Под стать ее неукротимости лето стремительно пришло к концу. На исходе августа появились первые робкие тучки; с неба скатилось несколько теплых, как кровь, капель. Ночи окрасились медленной чередой далеких бесшумных зарниц, возгоравшихся одна от другой, словно божественные помыслы. Поутру море голубиного цвета, будто горлица, печаловалось о тайных своих тревогах, а к вечеру покрывалось рябью неуловимого бриза, играя разнообразными оттенками серого: от пепельного до стального и жемчужного; все они источали особенную нежность, лаская взгляд пуще прежнего блеска. Где-то у самого окоема клочки тумана касались воды: должно быть, возле греческих берегов уже лил дождь. Настроение Лигии тоже менялось; некогда искрометное, оно все больше отражало ласковые переливы серого. Лигия то и дело замолкала; часами пролеживала она на утесе, всматриваясь в тонкую полоску, разделявшую небо и море и постепенно таявшую вдали.

— Дай мне побыть с тобой еще немного. Если я сейчас уплыву, мои товарищи уже не отпустят меня. Ты слышишь? Они зовут Лигию.

Иногда я точно улавливал какой-то необычный звук, более низкий, чем резкие вскрики чаек, и замечал молниеносные всплески у самых рифов.

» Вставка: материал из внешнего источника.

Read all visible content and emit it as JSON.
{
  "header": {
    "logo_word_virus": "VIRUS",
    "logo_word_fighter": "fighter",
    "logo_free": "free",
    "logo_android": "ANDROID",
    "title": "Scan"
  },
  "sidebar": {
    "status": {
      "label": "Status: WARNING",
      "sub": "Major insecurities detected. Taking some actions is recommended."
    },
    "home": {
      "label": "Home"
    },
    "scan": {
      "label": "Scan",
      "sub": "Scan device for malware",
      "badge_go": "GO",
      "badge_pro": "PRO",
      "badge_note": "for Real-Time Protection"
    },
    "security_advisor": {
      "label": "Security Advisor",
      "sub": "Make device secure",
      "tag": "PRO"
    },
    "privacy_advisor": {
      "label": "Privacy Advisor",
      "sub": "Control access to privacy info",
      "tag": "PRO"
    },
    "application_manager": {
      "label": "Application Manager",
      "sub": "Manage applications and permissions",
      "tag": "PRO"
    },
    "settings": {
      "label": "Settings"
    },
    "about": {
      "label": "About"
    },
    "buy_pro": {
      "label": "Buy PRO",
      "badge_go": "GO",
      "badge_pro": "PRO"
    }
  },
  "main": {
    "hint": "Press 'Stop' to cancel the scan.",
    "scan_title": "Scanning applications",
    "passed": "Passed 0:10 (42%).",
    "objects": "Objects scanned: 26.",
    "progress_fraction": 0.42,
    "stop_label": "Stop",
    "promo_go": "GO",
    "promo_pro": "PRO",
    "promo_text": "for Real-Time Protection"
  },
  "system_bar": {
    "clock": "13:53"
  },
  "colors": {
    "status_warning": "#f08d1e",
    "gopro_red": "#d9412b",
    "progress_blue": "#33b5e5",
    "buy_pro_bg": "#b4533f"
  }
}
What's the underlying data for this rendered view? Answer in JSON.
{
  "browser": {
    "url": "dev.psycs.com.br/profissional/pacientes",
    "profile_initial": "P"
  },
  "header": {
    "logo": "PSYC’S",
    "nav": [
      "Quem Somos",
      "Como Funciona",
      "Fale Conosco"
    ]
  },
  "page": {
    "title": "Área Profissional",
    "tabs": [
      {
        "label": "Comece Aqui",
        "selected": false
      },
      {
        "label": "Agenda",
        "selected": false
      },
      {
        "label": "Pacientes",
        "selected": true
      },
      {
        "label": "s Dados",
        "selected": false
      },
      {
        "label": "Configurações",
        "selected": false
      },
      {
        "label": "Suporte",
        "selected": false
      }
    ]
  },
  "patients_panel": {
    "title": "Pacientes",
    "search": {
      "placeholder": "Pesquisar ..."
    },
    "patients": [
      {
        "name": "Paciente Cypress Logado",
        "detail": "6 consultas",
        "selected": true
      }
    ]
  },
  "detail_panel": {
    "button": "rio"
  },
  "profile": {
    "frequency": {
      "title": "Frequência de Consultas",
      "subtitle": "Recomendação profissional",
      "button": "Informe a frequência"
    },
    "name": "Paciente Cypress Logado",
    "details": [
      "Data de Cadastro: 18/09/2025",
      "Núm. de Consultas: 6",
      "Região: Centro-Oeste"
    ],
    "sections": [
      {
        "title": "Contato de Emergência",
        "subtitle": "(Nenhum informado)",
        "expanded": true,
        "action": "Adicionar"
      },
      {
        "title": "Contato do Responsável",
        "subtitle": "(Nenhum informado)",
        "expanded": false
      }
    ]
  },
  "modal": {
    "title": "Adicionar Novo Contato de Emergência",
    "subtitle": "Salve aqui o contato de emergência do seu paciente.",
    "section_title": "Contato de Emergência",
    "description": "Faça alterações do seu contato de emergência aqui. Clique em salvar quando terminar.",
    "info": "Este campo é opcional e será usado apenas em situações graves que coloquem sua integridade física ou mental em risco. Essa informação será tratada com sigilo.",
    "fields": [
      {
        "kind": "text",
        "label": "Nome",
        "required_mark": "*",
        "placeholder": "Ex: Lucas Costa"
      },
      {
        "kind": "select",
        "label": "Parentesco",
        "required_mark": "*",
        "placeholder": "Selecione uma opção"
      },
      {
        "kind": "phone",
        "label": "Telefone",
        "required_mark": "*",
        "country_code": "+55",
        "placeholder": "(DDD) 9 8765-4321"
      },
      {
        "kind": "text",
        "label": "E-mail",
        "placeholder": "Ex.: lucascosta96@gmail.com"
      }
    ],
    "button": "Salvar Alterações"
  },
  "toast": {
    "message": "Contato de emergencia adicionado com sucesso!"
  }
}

— Они трубят в морские раковины — призывают Лигию на торжество бури.

И буря разразилась на рассвете двадцать шестого дня. С нашего утеса мы видели, как надвигается ветер, зыбящий далекую волну. Уже невдалеке лениво и размашисто вздувались свинцовые буруны. Вскоре вихревой порыв долетел и до нас, завыл в ушах, прибил к земле иссохшие розмарины. Море под нами лопнуло; пенясь белесым гребнем, накатилась первая большая волна.

— Прощай, Заза. Ты не забудешь.

Грохочущий вал разбился о скалу. Сирена низринулась в разноцветные брызги и больше не показалась, словно растворившись в пене.

Наутро сенатор уехал. Я проводил его на вокзал. Сенатор был, как всегда, строптив и язвителен. И только когда поезд тронулся, он протянул из окна руку и коснулся пальцами моей головы.

На рассвете следующего дня в редакцию позвонили из Генуи. Ночью сенатор Ла Чиура упал в море с палубы “Рекса”, отплывшего в Неаполь. На воду немедленно спустили шлюпки, но тело так и не нашли.

Через неделю было вскрыто его завещание. Беттине отошли все банковские сбережения сенатора и домашняя обстановка. Библиотека завещалась университету Катании. Согласно последней приписке, я унаследовал греческий кратер с фигурами Сирен и увеличенную фотографию акропольской Коры.

Оба предмета я отправил домой в Палермо. Затем началась война. Пока я перебивался с хлеба на воду в Мармарике, Освободители разрушили мой дом. Когда я вернулся, фотография была изрезана вдоль и поперек: во время ночных грабежей мародеры пустили ее на факелы. Кратер раскололи на куски. Самый большой из них представлял собой ноги Одиссея, привязанного к мачте. Я храню его до сих пор. Книги сложили в подвале университета. На стеллажи не хватает фондов. Так что книги медленно тлеют, обращаясь в прах.